The beauty and bright colors of tropical fish grace many an aquarium, and some people are so into the hobby that they collect the rarest fish. That requires both a fascination with creatures of the deep, and a healthy bank account. Collectors can pay as much as $1,000 for an orange and purple striped fish called a Candy Basslet, or $2,500 for a Wrought Iron Butterflyfish. The Neptune Grouper can bring as much as $5,000 because it lives in waters so deep that both the divers and the fish require slow ascent to avoid the bends.
Some rare and beautiful species can bring even higher prices, depending on the difficulty of finding them. But they all have one thing in common — collectors only pay if they can add the fish to their aquariums. Not so the U.S. government, which attaches massive value to rainbow trout in the Yakima River. Although there is no intention of ever capturing or moving these trout, the Bureau of Reclamation has estimated the value of a single fish at $15,700 to $27,000.
Obviously, that fact is way out of context. The government has not actually paid such an outrageous sum for any trout. Nobody has. The market value of anything is determined by a willing seller and a willing buyer. Yet without the benefit of any such market, that is the estimated value of the fish, according to a Bureau study, a value “derived weighing the ‘non-use’ benefits of the fish.”
The context of such a seemingly-ridiculous assessment is actually more enlightening than anything about the fish themselves. It involves a decades-old water-rights dispute, something the state of Washington has in common with Colorado. In the Yakima Basin, there are more water rights than available water, a common situation in the West. That valley is the source of some of the nation’s best apples, hops, grapes, and other crops — a $3 billion industry.
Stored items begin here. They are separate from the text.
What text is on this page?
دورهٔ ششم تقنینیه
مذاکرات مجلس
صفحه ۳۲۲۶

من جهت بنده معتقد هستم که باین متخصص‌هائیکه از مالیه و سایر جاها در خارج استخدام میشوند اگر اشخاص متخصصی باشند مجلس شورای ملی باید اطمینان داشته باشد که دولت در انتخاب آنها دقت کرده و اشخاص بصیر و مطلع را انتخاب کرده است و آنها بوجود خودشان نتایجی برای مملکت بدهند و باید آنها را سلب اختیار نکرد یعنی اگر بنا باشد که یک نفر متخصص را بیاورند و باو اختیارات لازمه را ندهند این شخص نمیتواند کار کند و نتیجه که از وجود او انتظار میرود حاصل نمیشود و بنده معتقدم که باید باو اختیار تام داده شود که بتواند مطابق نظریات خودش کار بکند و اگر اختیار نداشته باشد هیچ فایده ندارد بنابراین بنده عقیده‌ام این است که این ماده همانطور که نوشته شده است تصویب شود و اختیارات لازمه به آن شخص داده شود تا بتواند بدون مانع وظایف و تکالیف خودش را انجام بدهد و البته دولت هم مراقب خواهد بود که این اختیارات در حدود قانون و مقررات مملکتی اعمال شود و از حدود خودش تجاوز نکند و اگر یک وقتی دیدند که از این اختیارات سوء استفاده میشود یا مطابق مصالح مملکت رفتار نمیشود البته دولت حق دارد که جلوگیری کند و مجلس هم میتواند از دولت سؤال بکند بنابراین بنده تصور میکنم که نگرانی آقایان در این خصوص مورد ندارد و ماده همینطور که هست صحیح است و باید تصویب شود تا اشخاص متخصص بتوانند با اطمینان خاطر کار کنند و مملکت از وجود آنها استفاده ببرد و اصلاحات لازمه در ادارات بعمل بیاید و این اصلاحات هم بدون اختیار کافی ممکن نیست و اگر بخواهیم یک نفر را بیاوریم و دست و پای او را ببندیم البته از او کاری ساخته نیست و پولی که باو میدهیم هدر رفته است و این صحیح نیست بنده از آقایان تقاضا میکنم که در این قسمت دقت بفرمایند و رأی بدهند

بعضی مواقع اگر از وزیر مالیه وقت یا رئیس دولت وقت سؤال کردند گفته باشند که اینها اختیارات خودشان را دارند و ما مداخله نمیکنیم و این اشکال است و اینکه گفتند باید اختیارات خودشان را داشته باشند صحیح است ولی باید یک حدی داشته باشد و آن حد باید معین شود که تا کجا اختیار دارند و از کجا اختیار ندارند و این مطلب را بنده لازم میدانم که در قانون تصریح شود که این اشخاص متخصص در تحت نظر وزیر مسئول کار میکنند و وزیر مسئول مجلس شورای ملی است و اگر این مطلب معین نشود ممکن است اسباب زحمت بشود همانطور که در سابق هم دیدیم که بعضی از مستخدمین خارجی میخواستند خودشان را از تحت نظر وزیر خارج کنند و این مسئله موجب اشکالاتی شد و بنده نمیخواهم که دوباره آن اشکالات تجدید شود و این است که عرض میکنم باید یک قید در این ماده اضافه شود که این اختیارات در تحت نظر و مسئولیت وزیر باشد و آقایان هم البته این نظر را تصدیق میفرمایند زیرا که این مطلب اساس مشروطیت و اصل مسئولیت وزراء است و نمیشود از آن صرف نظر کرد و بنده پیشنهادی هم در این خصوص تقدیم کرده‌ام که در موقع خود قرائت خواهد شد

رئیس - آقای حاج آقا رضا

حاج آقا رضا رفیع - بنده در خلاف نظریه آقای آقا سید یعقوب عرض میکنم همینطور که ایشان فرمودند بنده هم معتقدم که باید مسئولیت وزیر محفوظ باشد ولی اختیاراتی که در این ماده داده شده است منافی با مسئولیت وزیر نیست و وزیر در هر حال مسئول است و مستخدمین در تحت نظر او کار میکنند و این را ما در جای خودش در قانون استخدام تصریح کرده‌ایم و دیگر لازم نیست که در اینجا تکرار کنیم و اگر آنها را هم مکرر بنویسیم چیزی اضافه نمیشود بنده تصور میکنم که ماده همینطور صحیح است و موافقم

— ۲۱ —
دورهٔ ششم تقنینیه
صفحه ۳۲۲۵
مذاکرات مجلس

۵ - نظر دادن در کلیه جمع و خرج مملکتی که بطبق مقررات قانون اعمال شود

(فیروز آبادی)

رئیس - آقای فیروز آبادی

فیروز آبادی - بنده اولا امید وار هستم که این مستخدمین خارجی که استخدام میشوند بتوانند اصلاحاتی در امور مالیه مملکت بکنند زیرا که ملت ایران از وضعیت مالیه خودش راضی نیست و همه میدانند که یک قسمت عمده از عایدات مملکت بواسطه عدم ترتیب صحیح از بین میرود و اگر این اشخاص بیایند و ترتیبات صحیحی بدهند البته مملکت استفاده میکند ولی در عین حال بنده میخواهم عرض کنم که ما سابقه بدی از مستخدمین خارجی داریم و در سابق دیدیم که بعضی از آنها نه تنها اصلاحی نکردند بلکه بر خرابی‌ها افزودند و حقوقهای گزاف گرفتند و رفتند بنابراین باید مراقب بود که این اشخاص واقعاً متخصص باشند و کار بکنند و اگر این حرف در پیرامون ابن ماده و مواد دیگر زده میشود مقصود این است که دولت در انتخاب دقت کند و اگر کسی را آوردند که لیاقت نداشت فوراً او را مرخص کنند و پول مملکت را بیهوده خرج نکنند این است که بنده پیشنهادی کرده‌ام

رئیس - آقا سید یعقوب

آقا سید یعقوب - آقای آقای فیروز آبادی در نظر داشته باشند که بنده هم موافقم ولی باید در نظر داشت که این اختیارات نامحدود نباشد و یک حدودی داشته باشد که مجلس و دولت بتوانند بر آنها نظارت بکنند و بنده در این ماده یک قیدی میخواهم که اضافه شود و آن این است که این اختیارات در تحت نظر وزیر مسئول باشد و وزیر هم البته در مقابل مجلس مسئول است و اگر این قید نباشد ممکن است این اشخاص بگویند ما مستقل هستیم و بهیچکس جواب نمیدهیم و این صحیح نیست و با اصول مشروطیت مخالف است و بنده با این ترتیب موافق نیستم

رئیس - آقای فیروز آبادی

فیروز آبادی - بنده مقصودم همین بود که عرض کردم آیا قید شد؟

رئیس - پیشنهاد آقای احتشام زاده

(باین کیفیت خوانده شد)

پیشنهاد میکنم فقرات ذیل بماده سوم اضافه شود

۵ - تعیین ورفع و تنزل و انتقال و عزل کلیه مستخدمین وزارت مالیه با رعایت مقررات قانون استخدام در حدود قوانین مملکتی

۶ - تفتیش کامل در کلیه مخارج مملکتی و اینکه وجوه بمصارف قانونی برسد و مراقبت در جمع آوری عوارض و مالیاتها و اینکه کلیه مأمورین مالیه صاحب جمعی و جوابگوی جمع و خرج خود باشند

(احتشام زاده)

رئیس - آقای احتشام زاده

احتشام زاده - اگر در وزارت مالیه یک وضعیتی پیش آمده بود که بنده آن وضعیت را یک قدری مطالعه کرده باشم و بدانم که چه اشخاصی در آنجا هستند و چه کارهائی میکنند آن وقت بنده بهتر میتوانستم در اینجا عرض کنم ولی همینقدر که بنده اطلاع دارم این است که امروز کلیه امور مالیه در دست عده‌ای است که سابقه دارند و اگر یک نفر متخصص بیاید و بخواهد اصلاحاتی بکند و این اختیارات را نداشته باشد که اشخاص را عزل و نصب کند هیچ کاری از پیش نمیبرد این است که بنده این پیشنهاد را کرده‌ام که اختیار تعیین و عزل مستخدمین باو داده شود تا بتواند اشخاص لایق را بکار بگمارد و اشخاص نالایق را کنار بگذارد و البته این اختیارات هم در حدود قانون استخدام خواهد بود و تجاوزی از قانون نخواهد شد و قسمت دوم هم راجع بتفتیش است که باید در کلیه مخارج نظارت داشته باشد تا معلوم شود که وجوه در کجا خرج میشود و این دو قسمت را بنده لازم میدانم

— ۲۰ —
Commercial nurseries there even supply a substantial portion of the fruit trees grown in Palisade, so we have more than an academic interest.
Yakima Basin agricultural water use sometimes conflicts with Indian fishing rights guaranteed by an 1855 treaty with the Yakama Nation, and there have been frequent clashes with environmental groups that oppose all dams and irrigation. After years of effort by local leaders, these factions agreed to a compromise called the Yakima Basin Integrated Plan, a water-management program slated to cost $4 billion over the next 30 years. The essence of the plan is to expand available water supplies in several reservoirs. It involved participation by the irrigation districts, the tribes, local governments, and environmental groups. Much of the money, of course, would come from federal taxpayers. So in 2012 the Bureau of Reclamation was required to do a cost-benefit analysis of the complex series of pumps, tunnels and other structures.
Congress is now about to authorize the first 10 years of the project and the first $200 million, so opponents have focused new attention on that cost-benefit analysis. What they found is troubling. An independent analysis by the state discovered that the Bureau of Reclamation claimed the high costs were offset by similarly high benefits of the project. That included the estimate of the “non-use value” of fish, and thus the $27,000 trout. So the argument rages, not about the project, but about the bogus numbers.
The irony is that the government felt any need at all to inflate the numbers so embarrassingly. The creative project brought together competing interests that had fought over water for generations. Irrigators get 200,000 additional acre-feet from two reservoirs, thanks to a new tunnel connecting the two. The Yakama Nation gets fish passages at both dams. And the environmental groups get something they have long wanted, a new 5,000-acre “community forest,” managed to prevent logging and restore headwaters.
Opponents include a few cabin owners on the two reservoirs concerned about their views and access when water levels drop. And a handful of environmentalists still worry about the precedent of allowing dams to remain in place, much less enhancing them.
Still, there is substantial support for the plan in Washington, and its congressional delegation is mostly united behind the authorizing legislation. The Bureau would have been smarter, and more honest, simply to argue that while the project is incredibly expensive it might help maintain vital agriculture, while also protecting other important values. Then the honest argument could be about the value of agriculture, not about fuzzy math and $27,000 fish.